Every foot I swam revealed more and more to see. If I just stayed still and floated I would see the whole reef come to life below me. It was during one of these floats that I noticed the reef coming closer and closer, I was floating into a very shallow place that was sort of like a “bowl” of coral. I am very careful about never touching the reef and I started to get a bit panicked as I as I had lost direction and could not figure out how to move away without touching anything. As I did this my upper thigh hit a piece of coral, scraping my skin and stinging. I took a breath and my snorkel filled with water and then I realized that I needed to calm down. I turned on my back to float, breathe and think. After I calmed down I called out to our boat captain and told him that I needed to know which way to swim. He had been watching me and when he pointed I followed his direction and was out of there. I swam in to the bay to take a few minutes and catch my breath and thought floating above some sea grass to spot turtles might be the best thing for me at that point.

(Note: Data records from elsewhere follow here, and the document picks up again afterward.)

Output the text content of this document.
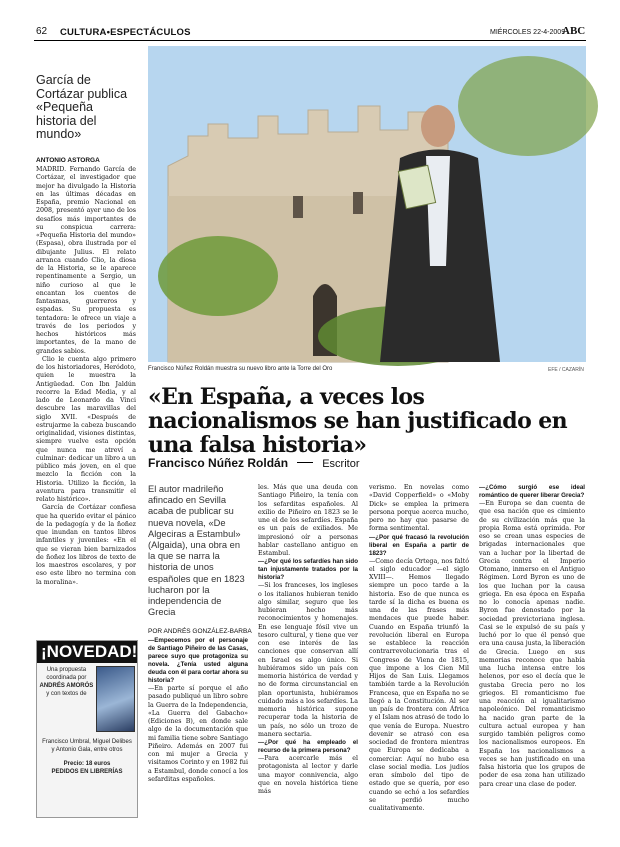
62 CULTURA•ESPECTÁCULOS	MIÉRCOLES 22-4-2009
ABC
García de Cortázar publica «Pequeña historia del mundo»
ANTONIO ASTORGA

MADRID. Fernando García de Cortázar, el investigador que mejor ha divulgado la Historia en las últimas décadas en España, premio Nacional en 2008, presentó ayer uno de los desafíos más importantes de su conspicua carrera: «Pequeña Historia del mundo» (Espasa), obra ilustrada por el dibujante Julius. El relato arranca cuando Clio, la diosa de la Historia, se le aparece repentinamente a Sergio, un niño curioso al que le encantan los cuentos de fantasmas, guerreros y espadas. Su propuesta es tentadora: le ofrece un viaje a través de los periodos y hechos históricos más importantes, de la mano de grandes sabios.

Clio le cuenta algo primero de los historiadores, Heródoto, quien le muestra la Antigüedad. Con Ibn Jaldún recorre la Edad Media, y al lado de Leonardo da Vinci descubre las maravillas del siglo XVII. «Después de estrujarme la cabeza buscando originalidad, visiones distintas, siempre vuelve esta opción que nunca me atreví a culminar: dedicar un libro a un público más joven, en el que mezclo la ficción con la Historia. Utilizo la ficción, la aventura para transmitir el relato histórico».

García de Cortázar confiesa que ha querido evitar el pánico de la pedagogía y de la ñoñez que inundan en tantos libros infantiles y juveniles: «En el que se vieran bien barnizados de ñoñez los libros de texto de los maestros escolares, y por eso este libro no termina con la moralina».

¡NOVEDAD!
Una propuesta
coordinada por
ANDRÉS AMORÓS
y con textos de
Francisco Umbral, Miguel Delibes
y Antonio Gala, entre otros
Precio: 18 euros
PEDIDOS EN LIBRERÍAS
Francisco Núñez Roldán muestra su nuevo libro ante la Torre del Oro	EFE / CAZARÍN
«En España, a veces los nacionalismos se han justificado en una falsa historia»
Francisco Núñez Roldán	Escritor
El autor madrileño afincado en Sevilla acaba de publicar su nueva novela, «De Algeciras a Estambul» (Algaida), una obra en la que se narra la historia de unos españoles que en 1823 lucharon por la independencia de Grecia
POR ANDRÉS GONZÁLEZ-BARBA

—Empecemos por el personaje de Santiago Piñeiro de las Casas, parece suyo que protagoniza su novela. ¿Tenía usted alguna deuda con él para cortar ahora su historia?

—En parte sí porque el año pasado publiqué un libro sobre la Guerra de la Independencia, «La Guerra del Gabacho» (Ediciones B), en donde sale algo de la documentación que mi familia tiene sobre Santiago Piñeiro. Además en 2007 fui con mi mujer a Grecia y visitamos Corinto y en 1982 fui a Estambul, donde conocí a los sefarditas españoles.

les. Más que una deuda con Santiago Piñeiro, la tenía con los sefarditas españoles. Al exilio de Piñeiro en 1823 se le une el de los sefardíes. España es un país de exiliados. Me impresionó oír a personas hablar castellano antiguo en Estambul.

—¿Por qué los sefardíes han sido tan injustamente tratados por la historia?

—Si los franceses, los ingleses o los italianos hubieran tenido algo similar, seguro que les hubieran hecho más reconocimientos y homenajes. En ese lenguaje fósil vive un tesoro cultural, y tiene que ver con ese interés de las canciones que conservan allí en Israel es algo único. Si hubiéramos sido un país con memoria histórica de verdad y no de forma circunstancial en plan oportunista, hubiéramos cuidado más a los sefardíes. La memoria histórica supone recuperar toda la historia de un país, no sólo un trozo de manera sectaria.

—¿Por qué ha empleado el recurso de la primera persona?

—Para acercarle más el protagonista al lector y darle una mayor connivencia, algo que en novela histórica tiene más

verismo. En novelas como «David Copperfield» o «Moby Dick» se emplea la primera persona porque acerca mucho, pero no hay que pasarse de forma sentimental.

—¿Por qué fracasó la revolución liberal en España a partir de 1823?

—Como decía Ortega, nos faltó el siglo educador —el siglo XVIII—. Hemos llegado siempre un poco tarde a la historia. Eso de que nunca es tarde sí la dicha es buena es una de las frases más mendaces que puede haber. Cuando en España triunfó la revolución liberal en Europa se establece la reacción contrarrevolucionaria tras el Congreso de Viena de 1815, que impone a los Cien Mil Hijos de San Luis. Llegamos también tarde a la Revolución Francesa, que en España no se llegó a la Constitución. Al ser un país de frontera con África y el Islam nos atrasó de todo lo que venía de Europa. Nuestro devenir se atrasó con esa sociedad de frontera mientras que Europa se dedicaba a comerciar. Aquí no hubo esa clase social media. Los judíos eran símbolo del tipo de estado que se quería, por eso cuando se echó a los sefardíes se perdió mucho cualitativamente.

—¿Cómo surgió ese ideal romántico de querer liberar Grecia?

—En Europa se dan cuenta de que esa nación que es cimiento de su civilización más que la propia Roma está oprimida. Por eso se crean unas especies de brigadas internacionales que van a luchar por la libertad de Grecia contra el Imperio Otomano, inmerso en el Antiguo Régimen. Lord Byron es uno de los que luchan por la causa griega. En esa época en España no lo conocía apenas nadie. Byron fue denostado por la sociedad previctoriana inglesa. Casi se le expulsó de su país y luchó por lo que él pensó que era una causa justa, la liberación de Grecia. Luego en sus memorias reconoce que había una lucha intensa entre los helenos, por eso el decía que le gustaba Grecia pero no los griegos. El romanticismo fue una reacción al igualitarismo napoleónico. Del romanticismo ha nacido gran parte de la cultura actual europea y han surgido también peligros como los nacionalismos europeos. En España los nacionalismos a veces se han justificado en una falsa historia que los grupos de poder de esa zona han utilizado para crear una clase de poder.
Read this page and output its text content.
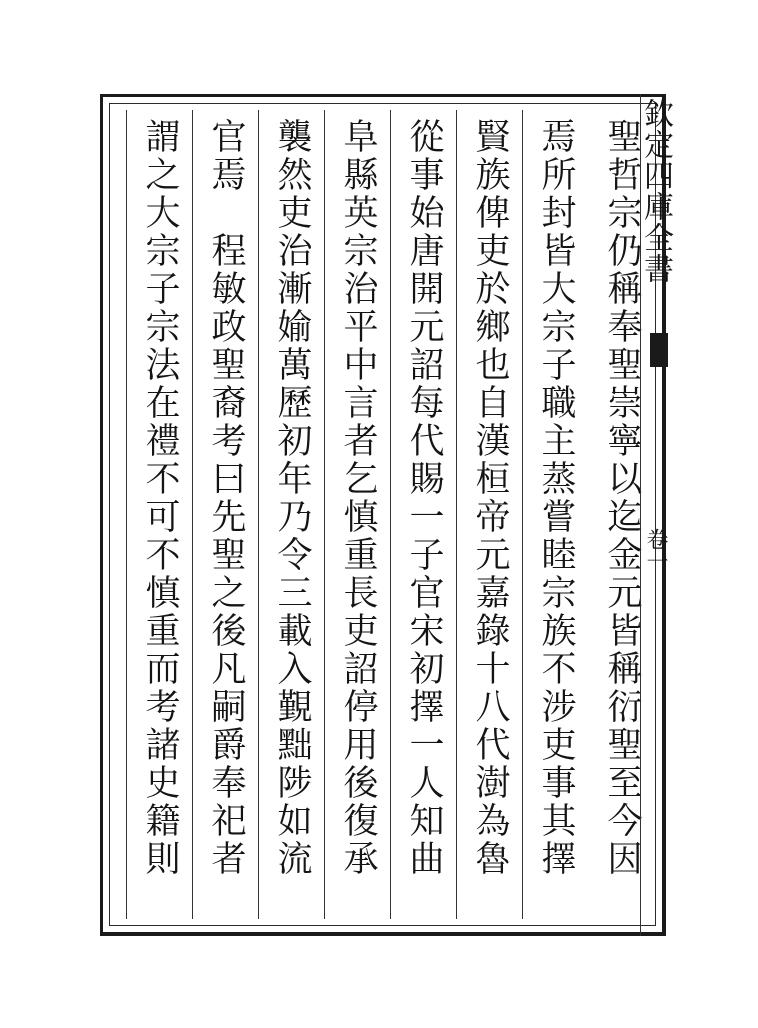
聖哲宗仍稱奉聖崇寧以迄金元皆稱衍聖至今因
焉所封皆大宗子職主蒸嘗睦宗族不涉吏事其擇
賢族俾吏於鄉也自漢桓帝元嘉錄十八代澍為魯
從事始唐開元詔每代賜一子官宋初擇一人知曲
阜縣英宗治平中言者乞慎重長吏詔停用後復承
襲然吏治漸媮萬歷初年乃令三載入覲黜陟如流
官焉　程敏政聖裔考曰先聖之後凡嗣爵奉祀者
謂之大宗子宗法在禮不可不慎重而考諸史籍則	欽定四庫全書
卷一
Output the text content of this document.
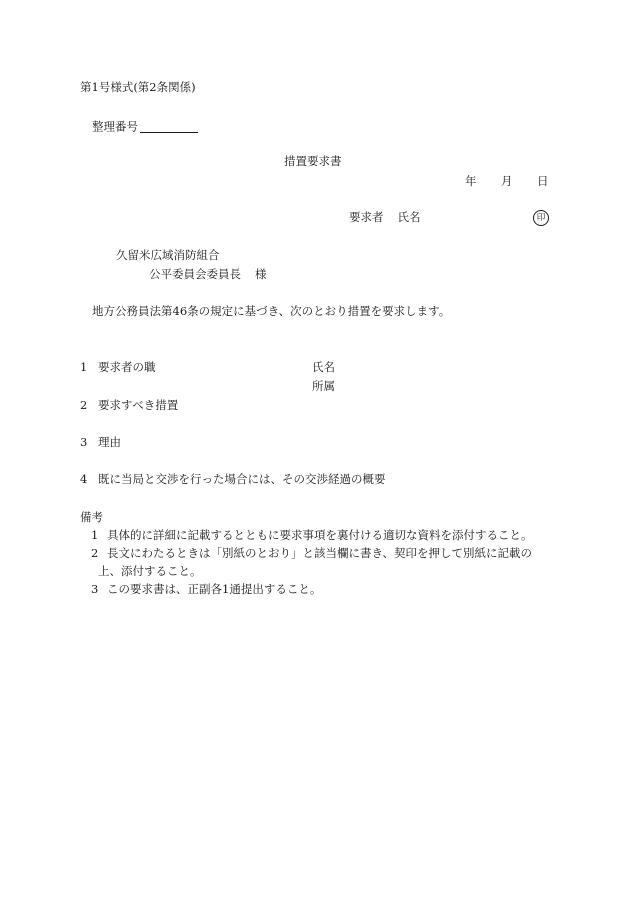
第1号様式(第2条関係)
整理番号
措置要求書
年 月 日
要求者 氏名	印
久留米広域消防組合
公平委員会委員長 様
地方公務員法第46条の規定に基づき、次のとおり措置を要求します。
1 要求者の職	氏名
所属
2 要求すべき措置
3 理由
4 既に当局と交渉を行った場合には、その交渉経過の概要
備考
1 具体的に詳細に記載するとともに要求事項を裏付ける適切な資料を添付すること。
2 長文にわたるときは「別紙のとおり」と該当欄に書き、契印を押して別紙に記載の
上、添付すること。
3 この要求書は、正副各1通提出すること。
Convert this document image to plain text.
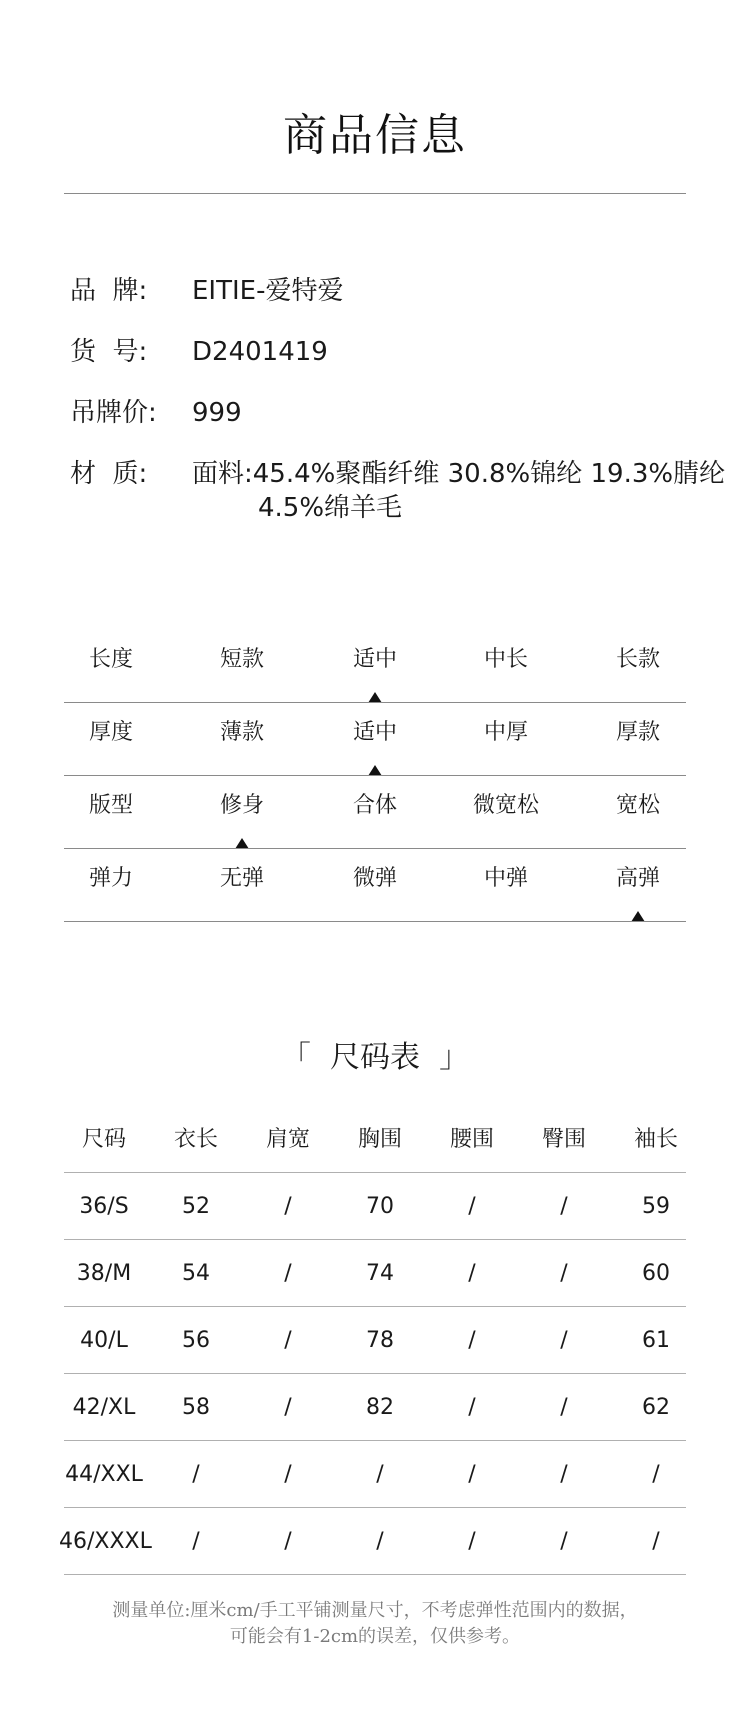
商品信息
品  牌: EITIE-爱特爱
货  号: D2401419
吊牌价: 999
材  质: 面料:45.4%聚酯纤维 30.8%锦纶 19.3%腈纶
4.5%绵羊毛
长度	短款	适中	中长	长款
厚度	薄款	适中	中厚	厚款
版型	修身	合体	微宽松	宽松
弹力	无弹	微弹	中弹	高弹
「  尺码表  」
尺码	衣长	肩宽	胸围	腰围	臀围	袖长
36/S	52	/	70	/	/	59
38/M	54	/	74	/	/	60
40/L	56	/	78	/	/	61
42/XL	58	/	82	/	/	62
44/XXL	/	/	/	/	/	/
46/XXXL	/	/	/	/	/	/
测量单位:厘米cm/手工平铺测量尺寸，不考虑弹性范围内的数据，
可能会有1-2cm的误差，仅供参考。
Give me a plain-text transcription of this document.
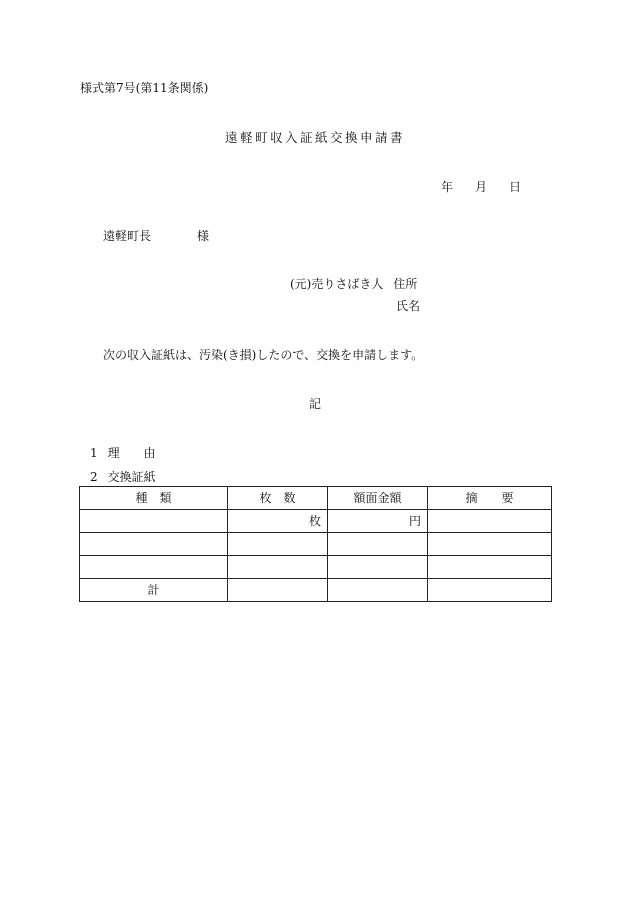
様式第7号(第11条関係)
遠軽町収入証紙交換申請書
年 月 日
遠軽町長	様
(元)売りさばき人 住所
氏名
次の収入証紙は、汚染(き損)したので、交換を申請します。
記
1 理 由
2 交換証紙
種　類	枚　数	額面金額	摘　　要
	枚	円	

計			
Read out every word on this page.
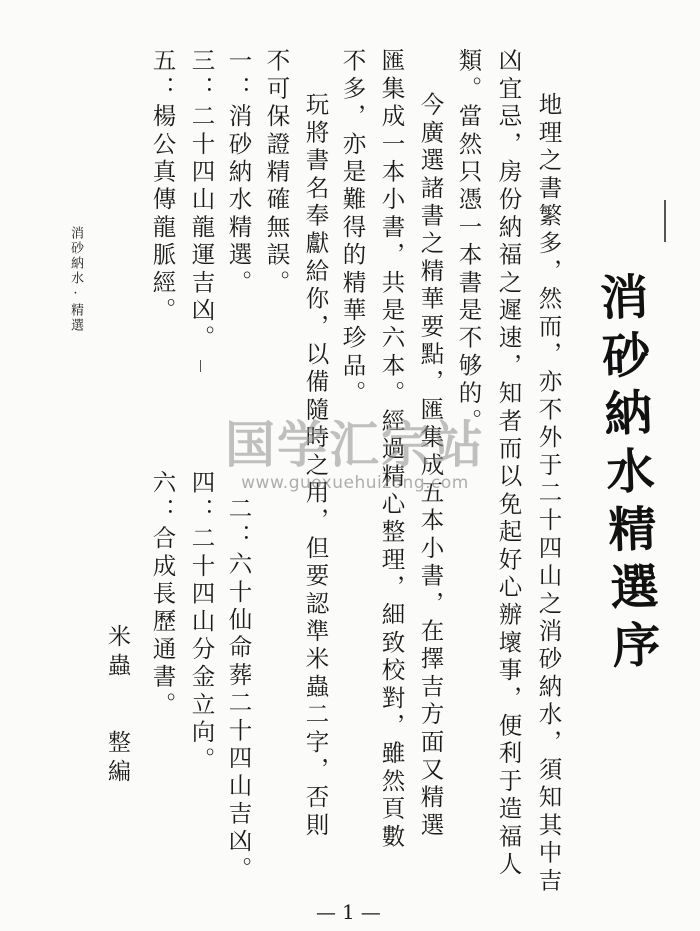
消砂納水·精選	消砂納水精選序
地理之書繁多，然而，亦不外于二十四山之消砂納水，須知其中吉
凶宜忌，房份納福之遲速，知者而以免起好心辦壞事，便利于造福人
類。當然只憑一本書是不够的。
今廣選諸書之精華要點，匯集成五本小書，在擇吉方面又精選
匯集成一本小書，共是六本。經過精心整理，細致校對，雖然頁數
不多，亦是難得的精華珍品。
玩將書名奉獻給你，以備隨時之用，但要認準米蟲二字，否則
不可保證精確無誤。
一：消砂納水精選。
三：二十四山龍運吉凶。
五：楊公真傳龍脈經。
二：六十仙命葬二十四山吉凶。
四：二十四山分金立向。
六：合成長歷通書。
米蟲
整編
—1—
国学汇宗站
www.guoxuehuizong.com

After a few minutes the group was coming in for lunch so I swam toward the boat and saw hubby coming from the other side of the bay. He was moving pretty fast, so I just thought he was hungry. As I get closer his head pops up and says – look behind him. I pop my mask in the water and there was a huge 4 foot long fish following him! I turned and asked our captain what kind of fish is that? He laughed and said- “That’s Tim – the barracuda”. I looked again and decided to climb in to the boat and encourage hubby to do the same. At that same time the couple we met on the boat swam up and were able to get a picture of “Tim” which is at the top of this post. Our captain explained that barracuda are very curious and he has only seen a barracuda hurt someone one time in the six years he has lived on island. That was when a guy put his finger to the fishes lips and tried to have the fish make “raspberries”. The guy lost his finger. We had no trouble with “Tim” and hubby seemed to make a new friend. It was a little nerve wrecking – but cool none the less. We ate lunch, watched for Tim and then had another brief snorkel before moving on to our last stop of the day – Flanagan Island.
We started our day at a remote water destination and ended the day the same way. We pulled into Flanagan and anchored the boat, the captain explained where some of the better underwater sights would be and off we went. This was a special and awesome experience too – the coral was colorful, the fish were plentiful and there were some pieces of coral that almost looked like boulders of coral that had dropped from the sky, round, full and shaped like huge bowling balls. Wishing we could stay and knowing that an entire day could be spent here without seeing everything we climbed back in to the boat after about an hour. What an amazing day! We returned to the dock feeling like we had accomplished our goal of snorkeling at sites we would have never been able to see off the beach or by hiking to the spot.
I truly believe that finding a “local” to show and tell is still the best way to see a new place. The young man that runs this tour does it just one day a week. He is kind, knowledgeable, patient and building great memories for his passengers. Talk to the locals, ask good questions and most importantly make friends.